Thursday, February 4, 2010

Launching Season II & Inspiration

Today is the launch of our spring season. It's always thrilling to begin. Teaching and sports share the quality and promise of a fresh start. The anticipation of the launch. The sense that you can adapt, change, modify, and make what you are doing better.

In that spirit, I was struck by an article that came across my desk today about the Miami teacher of the year. In her acceptance speech, she quoted a poem, ``To teach is to inspire those who thought they could never be inspired,'' the poem read. As the language arts chair at Palmetto, O'Hara has students illustrate quotes from poets, make book marks based on their favorite books and fashion T-shirts featuring propaganda quotes from novels. She has been teaching for 11 years.

Her comments set me thinking about the role of inspiration in Project Coach. Inspiration is one of the elusive sensations. The dictionary describes it as "stimulation of the mind or emotions to a high level of feeling or activity or an agency such as a person or work of art, that moves the intellect or emotions or prompts actions or invention."  It's about stirring the spirit or mobilizing the imagination. At PC we believe that sports can be that trigger. Sports is chock full of opportunities to feel that buzz. We also believe that the activity of coaching provides an emotional charge to teenagers. They are in charge. They are responsible. In this sense Project Coach seeks to be that "agency" that moves the intellect and emotions.

What kinds of settings inspire? Ms. O'Hara in Miami inspires by providing opportunity for students to find and express their voice. I wonder how Ms. O'Hara's students do on their exams and tests? Would she be as celebrated or is there something happening in her classroom that eludes the needle measuring standard academic performance? In other words, can you measure inspiration and does it count? In a climate where 'great teaching' and 'effective youth programs' are being evaluated by 'value-added' systems of accountability, which gauge the effectiveness of schools and teachers by measuring the gains that their students make on standardized tests over the course of a school year, what is lost?

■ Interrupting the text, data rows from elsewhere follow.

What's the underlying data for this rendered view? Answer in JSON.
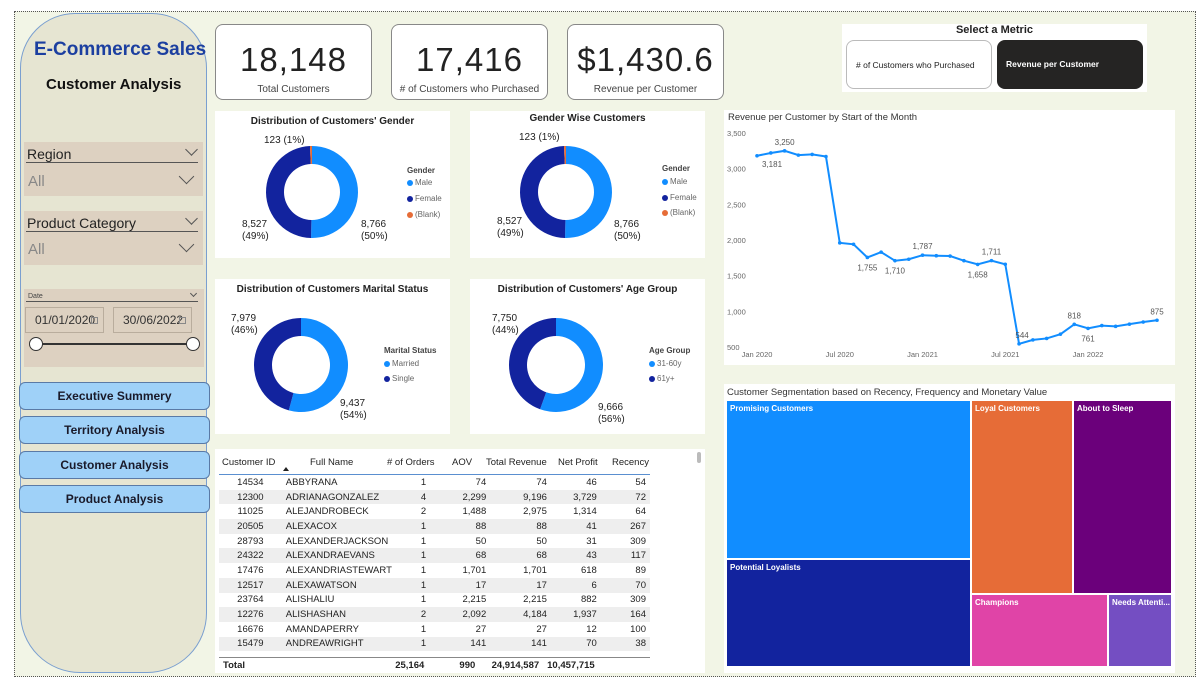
{
  "brand": {
    "title": "E-Commerce Sales",
    "subtitle": "Customer Analysis"
  },
  "filters": {
    "region": {
      "label": "Region",
      "value": "All"
    },
    "category": {
      "label": "Product Category",
      "value": "All"
    },
    "date": {
      "label": "Date",
      "start": "01/01/2020",
      "end": "30/06/2022"
    }
  },
  "nav": [
    "Executive Summery",
    "Territory Analysis",
    "Customer Analysis",
    "Product Analysis"
  ],
  "kpis": [
    {
      "value": "18,148",
      "label": "Total Customers"
    },
    {
      "value": "17,416",
      "label": "# of Customers who Purchased"
    },
    {
      "value": "$1,430.6",
      "label": "Revenue per Customer"
    }
  ],
  "metric_selector": {
    "title": "Select a Metric",
    "options": [
      "# of Customers who Purchased",
      "Revenue per Customer"
    ],
    "selected": "Revenue per Customer"
  },
  "donuts": [
    {
      "title": "Distribution of Customers' Gender",
      "legend_title": "Gender",
      "legend": [
        {
          "name": "Male",
          "color": "#118dff"
        },
        {
          "name": "Female",
          "color": "#12239e"
        },
        {
          "name": "(Blank)",
          "color": "#e66c37"
        }
      ],
      "values": [
        8766,
        8527,
        123
      ],
      "labels": [
        "8,766\n(50%)",
        "8,527\n(49%)",
        "123 (1%)"
      ]
    },
    {
      "title": "Gender Wise Customers",
      "legend_title": "Gender",
      "legend": [
        {
          "name": "Male",
          "color": "#118dff"
        },
        {
          "name": "Female",
          "color": "#12239e"
        },
        {
          "name": "(Blank)",
          "color": "#e66c37"
        }
      ],
      "values": [
        8766,
        8527,
        123
      ],
      "labels": [
        "8,766\n(50%)",
        "8,527\n(49%)",
        "123 (1%)"
      ]
    },
    {
      "title": "Distribution of Customers Marital Status",
      "legend_title": "Marital Status",
      "legend": [
        {
          "name": "Married",
          "color": "#118dff"
        },
        {
          "name": "Single",
          "color": "#12239e"
        }
      ],
      "values": [
        9437,
        7979
      ],
      "labels": [
        "9,437\n(54%)",
        "7,979\n(46%)"
      ]
    },
    {
      "title": "Distribution of Customers' Age Group",
      "legend_title": "Age Group",
      "legend": [
        {
          "name": "31-60y",
          "color": "#118dff"
        },
        {
          "name": "61y+",
          "color": "#12239e"
        }
      ],
      "values": [
        9666,
        7750
      ],
      "labels": [
        "9,666\n(56%)",
        "7,750\n(44%)"
      ]
    }
  ],
  "table": {
    "columns": [
      "Customer ID",
      "Full Name",
      "# of Orders",
      "AOV",
      "Total Revenue",
      "Net Profit",
      "Recency"
    ],
    "rows": [
      [
        "14534",
        "ABBYRANA",
        "1",
        "74",
        "74",
        "46",
        "54"
      ],
      [
        "12300",
        "ADRIANAGONZALEZ",
        "4",
        "2,299",
        "9,196",
        "3,729",
        "72"
      ],
      [
        "11025",
        "ALEJANDROBECK",
        "2",
        "1,488",
        "2,975",
        "1,314",
        "64"
      ],
      [
        "20505",
        "ALEXACOX",
        "1",
        "88",
        "88",
        "41",
        "267"
      ],
      [
        "28793",
        "ALEXANDERJACKSON",
        "1",
        "50",
        "50",
        "31",
        "309"
      ],
      [
        "24322",
        "ALEXANDRAEVANS",
        "1",
        "68",
        "68",
        "43",
        "117"
      ],
      [
        "17476",
        "ALEXANDRIASTEWART",
        "1",
        "1,701",
        "1,701",
        "618",
        "89"
      ],
      [
        "12517",
        "ALEXAWATSON",
        "1",
        "17",
        "17",
        "6",
        "70"
      ],
      [
        "23764",
        "ALISHALIU",
        "1",
        "2,215",
        "2,215",
        "882",
        "309"
      ],
      [
        "12276",
        "ALISHASHAN",
        "2",
        "2,092",
        "4,184",
        "1,937",
        "164"
      ],
      [
        "16676",
        "AMANDAPERRY",
        "1",
        "27",
        "27",
        "12",
        "100"
      ],
      [
        "15479",
        "ANDREAWRIGHT",
        "1",
        "141",
        "141",
        "70",
        "38"
      ]
    ],
    "total": [
      "Total",
      "",
      "25,164",
      "990",
      "24,914,587",
      "10,457,715",
      ""
    ]
  },
  "chart_data": {
    "type": "line",
    "title": "Revenue per Customer by Start of the Month",
    "x_ticks": [
      "Jan 2020",
      "Jul 2020",
      "Jan 2021",
      "Jul 2021",
      "Jan 2022"
    ],
    "y_ticks": [
      "500",
      "1,000",
      "1,500",
      "2,000",
      "2,500",
      "3,000",
      "3,500"
    ],
    "ylim": [
      500,
      3500
    ],
    "x": [
      "2020-01",
      "2020-02",
      "2020-03",
      "2020-04",
      "2020-05",
      "2020-06",
      "2020-07",
      "2020-08",
      "2020-09",
      "2020-10",
      "2020-11",
      "2020-12",
      "2021-01",
      "2021-02",
      "2021-03",
      "2021-04",
      "2021-05",
      "2021-06",
      "2021-07",
      "2021-08",
      "2021-09",
      "2021-10",
      "2021-11",
      "2021-12",
      "2022-01",
      "2022-02",
      "2022-03",
      "2022-04",
      "2022-05",
      "2022-06"
    ],
    "values": [
      3181,
      3220,
      3250,
      3190,
      3200,
      3170,
      1960,
      1940,
      1755,
      1830,
      1710,
      1730,
      1787,
      1780,
      1775,
      1710,
      1658,
      1711,
      1660,
      544,
      600,
      620,
      680,
      818,
      761,
      800,
      790,
      820,
      850,
      875
    ],
    "point_labels": {
      "0": "3,181",
      "2": "3,250",
      "8": "1,755",
      "10": "1,710",
      "12": "1,787",
      "16": "1,658",
      "17": "1,711",
      "19": "544",
      "23": "818",
      "24": "761",
      "29": "875"
    },
    "color": "#118dff"
  },
  "treemap": {
    "title": "Customer Segmentation based on Recency, Frequency and Monetary Value",
    "segments": [
      {
        "name": "Promising Customers",
        "color": "#118dff"
      },
      {
        "name": "Potential Loyalists",
        "color": "#12239e"
      },
      {
        "name": "Loyal Customers",
        "color": "#e66c37"
      },
      {
        "name": "About to Sleep",
        "color": "#6b007b"
      },
      {
        "name": "Champions",
        "color": "#e044a7"
      },
      {
        "name": "Needs Attenti...",
        "color": "#744ec2"
      }
    ]
  }
}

We're launching a program and we'll be tracking grades and college readiness and other metrics. But I also know that our Project Staff shows up each day aspiring to be inspirational and to be that "agency" that, as the dictionary says, "moves the intellect and emotions."

1 comment:

  1. It is so true, and we've talked about it in class, that it is hard to balance inspirational teaching with getting "good" test scores. There must be a way to strike that balance, though. Have there been any reforms or specific instinces where this balance has been truly achieved? Is it even possible?